Jackie Lang, Temple University
We will discuss the computation of the endomorphism algebra that was introduced last time.
Alejandro Parada-Mayorga, University of Pennsylvania
Convolutional architectures play a central role on countless scenarios in machine learning, and the numerical evidence that proves the advantages of using them is overwhelming. Theoretical insights have provided solid explanations about why such architectures work well. These analysis apparently different in nature, have been performed considering signals defined on different domains and with different notions of convolution, but with remarkable similarities in the final results, posing then the question of whether there exists an explanation for this at a more structural level. In this talk we provide an affirmative answer to this question with a first principles analysis introducing algebraic neural networks (AlgNNs), which rely on algebraic signal processing and representation theory of algebras. In particular, we study the stability properties of algebraic neural networks showing that stability results for traditional CNNs, graph neural networks (GNNs), group neural networks, graphon neural networks, or any formal convolutional architecture, can be derived as particular cases of our results. This shows that stability is a universal property – at an algebraic level – of convolutional architectures, and this also explains why the remarkable similarities we find when analyzing stability for each particular type of architecture.
Darij Grinberg, Drexel University
Given a positive integer n, we define n elements t_1, t_2, ..., t_n in the group algebra of the symmetric group S_n by
t_i = the sum of the cycles (i), (i, i+1), (i, i+1, i+2), ..., (i, i+1, ..., n)
(where the cycle (i) is the identity permutation). Note that t_1 is the famous "top-to-random shuffle" element studied by many.
These n elements t_1, t_2, ..., t_n do not commute. However, we show that they can be simultaneously triangularized in an appropriate basis of the group algebra (the "descent-destroying basis").
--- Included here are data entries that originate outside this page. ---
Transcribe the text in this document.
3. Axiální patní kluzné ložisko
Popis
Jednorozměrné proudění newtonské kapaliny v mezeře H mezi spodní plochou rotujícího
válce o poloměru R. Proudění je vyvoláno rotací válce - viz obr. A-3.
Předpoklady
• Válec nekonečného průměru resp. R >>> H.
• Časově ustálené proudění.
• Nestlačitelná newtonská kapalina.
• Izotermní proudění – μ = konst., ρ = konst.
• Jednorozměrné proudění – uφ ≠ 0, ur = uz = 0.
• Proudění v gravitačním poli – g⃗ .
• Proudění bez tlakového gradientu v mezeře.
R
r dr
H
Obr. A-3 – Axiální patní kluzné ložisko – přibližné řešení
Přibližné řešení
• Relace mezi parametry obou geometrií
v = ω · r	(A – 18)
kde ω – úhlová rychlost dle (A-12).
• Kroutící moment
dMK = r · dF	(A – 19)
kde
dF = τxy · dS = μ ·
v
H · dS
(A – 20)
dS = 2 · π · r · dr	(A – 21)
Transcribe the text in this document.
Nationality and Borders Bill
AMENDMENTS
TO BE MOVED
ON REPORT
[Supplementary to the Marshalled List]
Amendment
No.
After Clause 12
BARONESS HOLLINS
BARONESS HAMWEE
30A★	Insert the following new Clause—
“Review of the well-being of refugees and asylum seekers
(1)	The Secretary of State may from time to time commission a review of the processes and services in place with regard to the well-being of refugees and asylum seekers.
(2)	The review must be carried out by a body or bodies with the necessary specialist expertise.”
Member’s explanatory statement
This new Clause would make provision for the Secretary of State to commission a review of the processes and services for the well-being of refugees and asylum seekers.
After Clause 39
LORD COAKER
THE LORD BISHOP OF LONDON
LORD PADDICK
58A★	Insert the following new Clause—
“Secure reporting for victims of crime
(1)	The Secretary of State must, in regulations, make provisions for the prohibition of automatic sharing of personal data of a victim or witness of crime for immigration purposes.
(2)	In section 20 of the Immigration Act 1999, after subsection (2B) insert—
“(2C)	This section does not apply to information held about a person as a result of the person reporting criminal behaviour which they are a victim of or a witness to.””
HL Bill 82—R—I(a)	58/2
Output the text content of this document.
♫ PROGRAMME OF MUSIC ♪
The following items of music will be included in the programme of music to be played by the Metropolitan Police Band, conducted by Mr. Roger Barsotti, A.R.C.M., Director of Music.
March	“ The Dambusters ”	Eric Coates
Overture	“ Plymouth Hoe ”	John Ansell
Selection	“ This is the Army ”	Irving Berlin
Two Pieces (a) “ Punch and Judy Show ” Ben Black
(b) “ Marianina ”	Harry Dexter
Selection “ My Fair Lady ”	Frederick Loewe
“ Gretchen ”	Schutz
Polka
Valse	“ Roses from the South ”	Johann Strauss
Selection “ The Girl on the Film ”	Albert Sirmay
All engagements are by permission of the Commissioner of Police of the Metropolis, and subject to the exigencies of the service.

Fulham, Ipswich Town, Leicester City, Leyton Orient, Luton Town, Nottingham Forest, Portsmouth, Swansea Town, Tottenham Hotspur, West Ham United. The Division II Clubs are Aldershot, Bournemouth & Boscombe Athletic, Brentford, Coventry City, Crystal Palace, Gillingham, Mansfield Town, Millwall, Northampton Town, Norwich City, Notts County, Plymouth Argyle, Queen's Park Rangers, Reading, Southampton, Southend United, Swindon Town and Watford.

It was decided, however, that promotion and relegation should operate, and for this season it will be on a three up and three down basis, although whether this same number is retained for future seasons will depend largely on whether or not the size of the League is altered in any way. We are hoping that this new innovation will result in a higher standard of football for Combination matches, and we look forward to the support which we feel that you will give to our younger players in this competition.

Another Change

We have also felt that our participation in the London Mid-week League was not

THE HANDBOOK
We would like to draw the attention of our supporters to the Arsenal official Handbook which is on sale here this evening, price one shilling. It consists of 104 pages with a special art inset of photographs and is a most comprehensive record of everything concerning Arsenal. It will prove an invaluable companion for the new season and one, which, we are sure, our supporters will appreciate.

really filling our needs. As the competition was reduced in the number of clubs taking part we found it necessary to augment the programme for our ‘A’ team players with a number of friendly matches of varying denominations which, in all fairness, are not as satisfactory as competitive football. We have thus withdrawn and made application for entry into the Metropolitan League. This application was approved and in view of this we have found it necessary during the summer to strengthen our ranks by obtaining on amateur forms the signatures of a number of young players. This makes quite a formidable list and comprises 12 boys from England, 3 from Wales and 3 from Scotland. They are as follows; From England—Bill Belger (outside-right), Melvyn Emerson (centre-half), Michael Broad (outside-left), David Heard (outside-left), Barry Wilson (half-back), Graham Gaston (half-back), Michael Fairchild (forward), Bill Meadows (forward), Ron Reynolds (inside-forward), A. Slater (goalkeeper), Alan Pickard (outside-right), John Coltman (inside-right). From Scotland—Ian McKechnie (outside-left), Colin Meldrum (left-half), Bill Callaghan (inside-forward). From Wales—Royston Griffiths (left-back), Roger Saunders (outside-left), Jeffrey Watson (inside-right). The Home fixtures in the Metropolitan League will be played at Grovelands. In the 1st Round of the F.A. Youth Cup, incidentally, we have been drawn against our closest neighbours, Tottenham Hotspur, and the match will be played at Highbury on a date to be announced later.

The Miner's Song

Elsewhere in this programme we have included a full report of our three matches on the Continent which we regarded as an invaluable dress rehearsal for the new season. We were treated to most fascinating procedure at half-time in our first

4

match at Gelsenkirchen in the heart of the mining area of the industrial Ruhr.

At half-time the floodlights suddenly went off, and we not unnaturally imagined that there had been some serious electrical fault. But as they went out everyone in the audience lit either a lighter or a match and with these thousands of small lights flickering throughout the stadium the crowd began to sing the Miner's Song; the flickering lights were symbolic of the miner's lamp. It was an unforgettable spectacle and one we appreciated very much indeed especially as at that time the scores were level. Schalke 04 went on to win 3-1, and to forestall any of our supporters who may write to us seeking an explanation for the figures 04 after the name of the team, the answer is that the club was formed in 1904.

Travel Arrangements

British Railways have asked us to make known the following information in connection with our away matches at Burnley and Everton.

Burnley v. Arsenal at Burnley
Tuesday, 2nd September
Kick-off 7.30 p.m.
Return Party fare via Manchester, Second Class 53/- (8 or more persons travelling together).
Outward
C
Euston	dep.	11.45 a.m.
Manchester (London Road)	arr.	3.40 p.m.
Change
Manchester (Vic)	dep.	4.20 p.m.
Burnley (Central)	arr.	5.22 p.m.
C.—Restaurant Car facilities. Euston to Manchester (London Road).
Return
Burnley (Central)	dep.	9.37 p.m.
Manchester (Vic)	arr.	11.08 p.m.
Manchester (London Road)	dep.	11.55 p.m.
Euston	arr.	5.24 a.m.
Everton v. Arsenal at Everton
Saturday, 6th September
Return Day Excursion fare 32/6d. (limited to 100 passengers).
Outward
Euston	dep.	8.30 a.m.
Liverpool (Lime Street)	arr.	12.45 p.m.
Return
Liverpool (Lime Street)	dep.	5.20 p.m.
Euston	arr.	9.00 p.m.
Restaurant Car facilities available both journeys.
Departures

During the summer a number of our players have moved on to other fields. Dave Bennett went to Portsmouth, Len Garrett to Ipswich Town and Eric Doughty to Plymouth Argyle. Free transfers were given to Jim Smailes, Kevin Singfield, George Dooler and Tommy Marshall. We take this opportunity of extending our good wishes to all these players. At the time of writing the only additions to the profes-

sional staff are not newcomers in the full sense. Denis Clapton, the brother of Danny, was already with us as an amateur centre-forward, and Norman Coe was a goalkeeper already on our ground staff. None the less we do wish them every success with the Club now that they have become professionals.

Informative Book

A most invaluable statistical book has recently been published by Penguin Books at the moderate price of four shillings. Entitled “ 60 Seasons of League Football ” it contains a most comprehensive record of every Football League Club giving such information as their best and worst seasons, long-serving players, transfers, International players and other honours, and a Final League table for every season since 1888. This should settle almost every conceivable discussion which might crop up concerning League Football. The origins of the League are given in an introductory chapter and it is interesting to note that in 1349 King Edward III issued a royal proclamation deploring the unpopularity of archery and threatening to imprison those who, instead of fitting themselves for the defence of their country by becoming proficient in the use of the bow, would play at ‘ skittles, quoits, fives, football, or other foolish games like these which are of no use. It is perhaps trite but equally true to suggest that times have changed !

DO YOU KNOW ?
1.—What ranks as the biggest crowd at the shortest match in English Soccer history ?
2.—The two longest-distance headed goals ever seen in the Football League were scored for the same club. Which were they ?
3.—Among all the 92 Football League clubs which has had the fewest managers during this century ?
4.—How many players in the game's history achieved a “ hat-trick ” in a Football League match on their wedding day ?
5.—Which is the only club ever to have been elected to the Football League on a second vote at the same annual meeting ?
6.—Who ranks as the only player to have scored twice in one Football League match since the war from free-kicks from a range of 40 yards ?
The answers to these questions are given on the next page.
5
As a consequence, any rational linear combination of these n elements has rational eigenvalues. Various surprises emerge in describing these eigenvalues and their multiplicities; in particular, the Fibonacci numbers appear prominently.
This talk will include an overview of other families (both well-known and exotic) of elements of these group algebras. A card-shuffling interpretation will be given and some tempting conjectures stated. This is joint work with Nadia Lafrenière.